O ano de 2008, centenário da morte de Machado de Assis, é especial para a FLIPINHA. Ninguém melhor do que Machado, que inicia sua maturidade literária com Memórias póstumas de Brás Cubas e se despede com Memorial de Aires, para celebrar o tema central deste ano: a memória dos paratienses. Partindo do projeto de registro da memória oral da comunidade, o universo infantil, quase sempre imerso no presente, se volta às dimensões do passado.

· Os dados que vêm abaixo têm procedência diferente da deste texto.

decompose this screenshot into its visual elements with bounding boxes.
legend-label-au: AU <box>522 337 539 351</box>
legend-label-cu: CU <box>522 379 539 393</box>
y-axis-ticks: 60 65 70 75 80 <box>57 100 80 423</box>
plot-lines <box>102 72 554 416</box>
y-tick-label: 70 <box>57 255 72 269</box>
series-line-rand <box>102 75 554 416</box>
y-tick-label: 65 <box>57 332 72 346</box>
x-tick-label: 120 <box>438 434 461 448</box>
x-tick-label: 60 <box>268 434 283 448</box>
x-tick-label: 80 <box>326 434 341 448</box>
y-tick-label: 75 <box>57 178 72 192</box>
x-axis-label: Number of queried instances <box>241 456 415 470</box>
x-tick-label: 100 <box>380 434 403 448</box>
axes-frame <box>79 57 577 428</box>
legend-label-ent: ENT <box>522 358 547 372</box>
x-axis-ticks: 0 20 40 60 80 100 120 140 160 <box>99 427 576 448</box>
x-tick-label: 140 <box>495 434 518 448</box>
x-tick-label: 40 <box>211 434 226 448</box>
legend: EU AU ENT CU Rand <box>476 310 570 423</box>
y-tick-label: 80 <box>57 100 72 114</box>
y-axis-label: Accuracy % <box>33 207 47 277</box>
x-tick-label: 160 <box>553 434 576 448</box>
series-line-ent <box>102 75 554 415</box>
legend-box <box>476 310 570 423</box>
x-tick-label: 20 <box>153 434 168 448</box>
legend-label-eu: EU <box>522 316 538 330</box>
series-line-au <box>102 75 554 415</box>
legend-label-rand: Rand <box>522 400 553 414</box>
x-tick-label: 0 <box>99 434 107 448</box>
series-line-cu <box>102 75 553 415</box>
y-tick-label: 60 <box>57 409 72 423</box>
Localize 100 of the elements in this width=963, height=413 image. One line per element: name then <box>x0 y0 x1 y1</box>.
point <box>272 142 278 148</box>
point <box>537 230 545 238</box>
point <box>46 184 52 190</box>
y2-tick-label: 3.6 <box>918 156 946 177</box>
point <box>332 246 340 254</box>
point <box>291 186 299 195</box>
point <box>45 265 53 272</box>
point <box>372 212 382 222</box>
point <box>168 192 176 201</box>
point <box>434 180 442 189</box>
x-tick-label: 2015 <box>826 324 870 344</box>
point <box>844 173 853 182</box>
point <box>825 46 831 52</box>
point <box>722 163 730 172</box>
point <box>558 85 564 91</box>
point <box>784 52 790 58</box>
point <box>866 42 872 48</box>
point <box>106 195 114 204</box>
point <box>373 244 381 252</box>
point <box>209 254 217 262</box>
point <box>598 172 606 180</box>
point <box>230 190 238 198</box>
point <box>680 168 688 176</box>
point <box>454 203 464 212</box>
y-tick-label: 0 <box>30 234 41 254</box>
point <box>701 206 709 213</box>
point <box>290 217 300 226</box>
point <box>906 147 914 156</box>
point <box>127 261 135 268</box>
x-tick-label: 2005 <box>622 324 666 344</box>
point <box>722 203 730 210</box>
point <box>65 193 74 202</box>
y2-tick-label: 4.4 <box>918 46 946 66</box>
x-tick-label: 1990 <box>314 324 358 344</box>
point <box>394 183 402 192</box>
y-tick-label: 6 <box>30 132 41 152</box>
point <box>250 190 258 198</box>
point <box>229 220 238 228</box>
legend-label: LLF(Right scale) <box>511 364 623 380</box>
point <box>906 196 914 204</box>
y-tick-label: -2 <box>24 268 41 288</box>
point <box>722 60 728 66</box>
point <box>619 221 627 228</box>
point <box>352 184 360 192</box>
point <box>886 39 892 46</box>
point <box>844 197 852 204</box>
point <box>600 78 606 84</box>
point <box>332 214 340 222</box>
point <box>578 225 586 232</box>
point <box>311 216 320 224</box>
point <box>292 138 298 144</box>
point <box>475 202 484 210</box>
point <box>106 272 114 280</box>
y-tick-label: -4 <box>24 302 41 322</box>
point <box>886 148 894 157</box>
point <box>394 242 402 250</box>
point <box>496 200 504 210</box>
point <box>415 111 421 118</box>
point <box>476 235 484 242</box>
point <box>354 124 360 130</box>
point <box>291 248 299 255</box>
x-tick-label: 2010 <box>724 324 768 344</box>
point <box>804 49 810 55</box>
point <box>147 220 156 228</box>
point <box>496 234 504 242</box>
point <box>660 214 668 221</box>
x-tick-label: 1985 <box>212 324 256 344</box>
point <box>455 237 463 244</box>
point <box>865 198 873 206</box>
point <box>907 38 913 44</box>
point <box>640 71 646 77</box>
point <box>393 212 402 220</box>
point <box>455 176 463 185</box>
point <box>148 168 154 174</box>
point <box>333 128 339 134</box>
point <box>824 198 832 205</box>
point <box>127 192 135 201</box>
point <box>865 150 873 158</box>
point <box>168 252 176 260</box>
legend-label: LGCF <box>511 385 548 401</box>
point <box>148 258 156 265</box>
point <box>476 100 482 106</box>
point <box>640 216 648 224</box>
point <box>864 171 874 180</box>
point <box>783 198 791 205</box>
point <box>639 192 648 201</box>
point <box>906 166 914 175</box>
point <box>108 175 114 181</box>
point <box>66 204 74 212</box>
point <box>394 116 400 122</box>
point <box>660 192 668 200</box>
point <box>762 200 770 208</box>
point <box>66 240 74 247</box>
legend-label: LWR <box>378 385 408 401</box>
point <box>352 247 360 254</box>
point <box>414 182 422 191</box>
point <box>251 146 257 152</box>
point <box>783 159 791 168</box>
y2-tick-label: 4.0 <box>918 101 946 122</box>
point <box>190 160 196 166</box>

O grande desafio – e o grande mérito – do Programa Cirandas de Paraty, desenvolvido pela Associação Casa Azul, é fazer um grande festival literário com a participação da comunidade. Milhares de alunos da rede pública do município produzem trabalhos inspirados nos grandes nomes e personagens da literatura. Este ano, com o tema da memória, a proposta se amplia um pouco mais: capacitação de jovens mediadores de leitura, aulas de literatura sobre Machado de Assis para todo o ensino médio, e ciclo de palestras, filmes e leituras para educadores e a comunidade, ações realizadas em parceria com a Universidade Federal do Rio de Janeiro.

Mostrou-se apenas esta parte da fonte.